Ostatnio kupiłam komin wełniany na wyprzedaży, bo już nie miałam nic tak ciepłego, dużego.
Te w których nie chodzę dłuższy czas, albo mi się nie podobają już to oddaje np biedniejszej znajomej, jeśli coś sobie wybierze, albo do Caritasu, bo mogłabym utonąć w nich...
Torebki też uwielbiam, ale nie szaleje, staram się przynajmniej, wolę kupić jedną a porządna a nie 3 na pół sezonu..

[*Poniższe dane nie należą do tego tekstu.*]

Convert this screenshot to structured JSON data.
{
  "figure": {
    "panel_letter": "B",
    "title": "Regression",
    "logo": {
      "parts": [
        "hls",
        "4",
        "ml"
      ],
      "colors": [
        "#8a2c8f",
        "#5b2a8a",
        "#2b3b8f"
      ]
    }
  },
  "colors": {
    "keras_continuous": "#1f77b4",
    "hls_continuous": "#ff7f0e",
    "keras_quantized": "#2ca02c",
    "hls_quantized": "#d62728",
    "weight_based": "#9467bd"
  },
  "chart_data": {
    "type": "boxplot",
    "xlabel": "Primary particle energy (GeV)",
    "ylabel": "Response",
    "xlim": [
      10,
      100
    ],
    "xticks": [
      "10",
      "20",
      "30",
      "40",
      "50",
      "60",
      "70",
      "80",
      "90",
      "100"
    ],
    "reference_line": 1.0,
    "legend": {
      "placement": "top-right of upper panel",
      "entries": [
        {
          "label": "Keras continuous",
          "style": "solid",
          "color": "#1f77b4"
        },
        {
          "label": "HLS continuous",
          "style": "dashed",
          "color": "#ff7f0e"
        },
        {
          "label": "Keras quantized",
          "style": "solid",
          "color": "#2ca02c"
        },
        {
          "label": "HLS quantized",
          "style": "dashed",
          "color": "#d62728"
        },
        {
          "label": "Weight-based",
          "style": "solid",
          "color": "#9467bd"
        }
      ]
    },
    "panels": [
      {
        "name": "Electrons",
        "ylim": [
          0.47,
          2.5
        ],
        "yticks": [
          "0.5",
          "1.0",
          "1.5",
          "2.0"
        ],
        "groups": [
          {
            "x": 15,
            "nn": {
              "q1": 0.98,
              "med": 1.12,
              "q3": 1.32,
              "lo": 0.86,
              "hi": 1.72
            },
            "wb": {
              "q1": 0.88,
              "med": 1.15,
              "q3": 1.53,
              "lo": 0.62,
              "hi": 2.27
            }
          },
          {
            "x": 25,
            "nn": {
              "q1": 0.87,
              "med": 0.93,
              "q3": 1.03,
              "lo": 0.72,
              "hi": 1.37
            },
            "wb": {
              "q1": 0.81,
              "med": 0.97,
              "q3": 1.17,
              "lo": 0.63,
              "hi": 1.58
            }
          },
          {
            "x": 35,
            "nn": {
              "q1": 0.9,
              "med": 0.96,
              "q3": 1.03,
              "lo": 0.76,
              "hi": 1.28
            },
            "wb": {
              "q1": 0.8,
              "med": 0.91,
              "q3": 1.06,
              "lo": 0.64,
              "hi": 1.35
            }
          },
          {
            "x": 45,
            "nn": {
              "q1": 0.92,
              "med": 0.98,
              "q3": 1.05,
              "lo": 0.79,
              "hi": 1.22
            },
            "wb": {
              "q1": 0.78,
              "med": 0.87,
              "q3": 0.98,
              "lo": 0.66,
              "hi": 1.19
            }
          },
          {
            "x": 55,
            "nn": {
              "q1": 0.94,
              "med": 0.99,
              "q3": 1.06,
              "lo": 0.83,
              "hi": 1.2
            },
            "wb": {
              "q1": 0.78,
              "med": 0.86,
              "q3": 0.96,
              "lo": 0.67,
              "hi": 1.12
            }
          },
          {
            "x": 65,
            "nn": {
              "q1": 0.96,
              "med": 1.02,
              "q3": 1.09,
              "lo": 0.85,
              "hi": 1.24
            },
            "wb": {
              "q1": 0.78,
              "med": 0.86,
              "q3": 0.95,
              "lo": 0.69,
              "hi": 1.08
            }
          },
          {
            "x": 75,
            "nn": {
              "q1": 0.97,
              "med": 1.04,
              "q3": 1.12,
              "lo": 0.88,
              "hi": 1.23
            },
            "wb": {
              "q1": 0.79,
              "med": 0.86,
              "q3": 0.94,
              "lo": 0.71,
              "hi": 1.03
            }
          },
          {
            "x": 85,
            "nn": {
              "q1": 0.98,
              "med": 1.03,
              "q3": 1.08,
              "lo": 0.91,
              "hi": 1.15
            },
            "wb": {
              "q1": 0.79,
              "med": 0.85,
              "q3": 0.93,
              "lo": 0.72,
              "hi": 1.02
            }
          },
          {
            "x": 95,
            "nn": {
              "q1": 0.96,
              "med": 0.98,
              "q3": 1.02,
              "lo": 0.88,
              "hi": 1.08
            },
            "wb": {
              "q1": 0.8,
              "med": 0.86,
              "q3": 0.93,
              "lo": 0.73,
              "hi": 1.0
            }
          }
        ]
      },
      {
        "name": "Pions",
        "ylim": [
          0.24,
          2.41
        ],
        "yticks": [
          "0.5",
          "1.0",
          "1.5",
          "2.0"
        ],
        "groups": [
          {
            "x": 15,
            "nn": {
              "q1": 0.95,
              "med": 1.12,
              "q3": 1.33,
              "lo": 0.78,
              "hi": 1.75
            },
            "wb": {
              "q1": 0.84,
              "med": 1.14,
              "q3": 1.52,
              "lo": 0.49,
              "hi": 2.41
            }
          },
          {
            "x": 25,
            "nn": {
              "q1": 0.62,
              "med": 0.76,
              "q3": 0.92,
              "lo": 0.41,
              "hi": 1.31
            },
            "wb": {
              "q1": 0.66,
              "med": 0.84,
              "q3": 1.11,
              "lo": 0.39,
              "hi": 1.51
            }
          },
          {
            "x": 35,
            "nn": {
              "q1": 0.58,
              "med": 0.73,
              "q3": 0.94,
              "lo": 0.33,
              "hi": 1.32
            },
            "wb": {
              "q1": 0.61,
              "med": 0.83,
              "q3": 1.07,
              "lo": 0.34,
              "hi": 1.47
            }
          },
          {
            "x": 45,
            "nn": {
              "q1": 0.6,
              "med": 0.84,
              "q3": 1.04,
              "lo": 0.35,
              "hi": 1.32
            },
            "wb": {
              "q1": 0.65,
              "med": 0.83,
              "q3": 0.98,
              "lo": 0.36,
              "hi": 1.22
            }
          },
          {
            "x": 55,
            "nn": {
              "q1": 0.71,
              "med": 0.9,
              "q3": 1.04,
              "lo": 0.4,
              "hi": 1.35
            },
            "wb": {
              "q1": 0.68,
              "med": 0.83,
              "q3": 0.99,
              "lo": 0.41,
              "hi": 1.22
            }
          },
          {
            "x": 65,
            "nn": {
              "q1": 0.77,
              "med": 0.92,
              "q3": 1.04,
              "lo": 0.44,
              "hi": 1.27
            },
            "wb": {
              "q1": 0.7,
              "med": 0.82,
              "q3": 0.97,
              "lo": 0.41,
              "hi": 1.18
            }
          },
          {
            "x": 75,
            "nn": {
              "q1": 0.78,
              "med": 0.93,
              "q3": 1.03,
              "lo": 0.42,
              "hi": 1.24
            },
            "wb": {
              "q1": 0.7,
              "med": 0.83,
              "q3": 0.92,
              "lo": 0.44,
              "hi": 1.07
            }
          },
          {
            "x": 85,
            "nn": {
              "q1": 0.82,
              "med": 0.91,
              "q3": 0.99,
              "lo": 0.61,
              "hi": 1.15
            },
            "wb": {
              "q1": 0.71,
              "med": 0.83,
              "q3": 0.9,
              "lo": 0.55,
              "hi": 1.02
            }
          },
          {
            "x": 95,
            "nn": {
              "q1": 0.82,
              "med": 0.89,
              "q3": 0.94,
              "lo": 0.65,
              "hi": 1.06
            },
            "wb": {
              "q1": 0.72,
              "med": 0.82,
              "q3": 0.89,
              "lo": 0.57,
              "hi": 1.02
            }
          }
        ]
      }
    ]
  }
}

Ostatnio kupiłam jedynie, małą listonoszkę przez neta, bo mam same duże torebki raczej, prócz wieczorowych, a nie wygodnie mi było teraz dźwigać dużą torbę.
Do tej wejdzie mi karta ciąży w tej małej teczce, kt dostałam, portfel, telefon. Ma dużo przegrodek więc i chusteczki i szminki, błyszczyki pochodzą i się nie płatają.
Pokazy pewnie pójdzie w odstawkę.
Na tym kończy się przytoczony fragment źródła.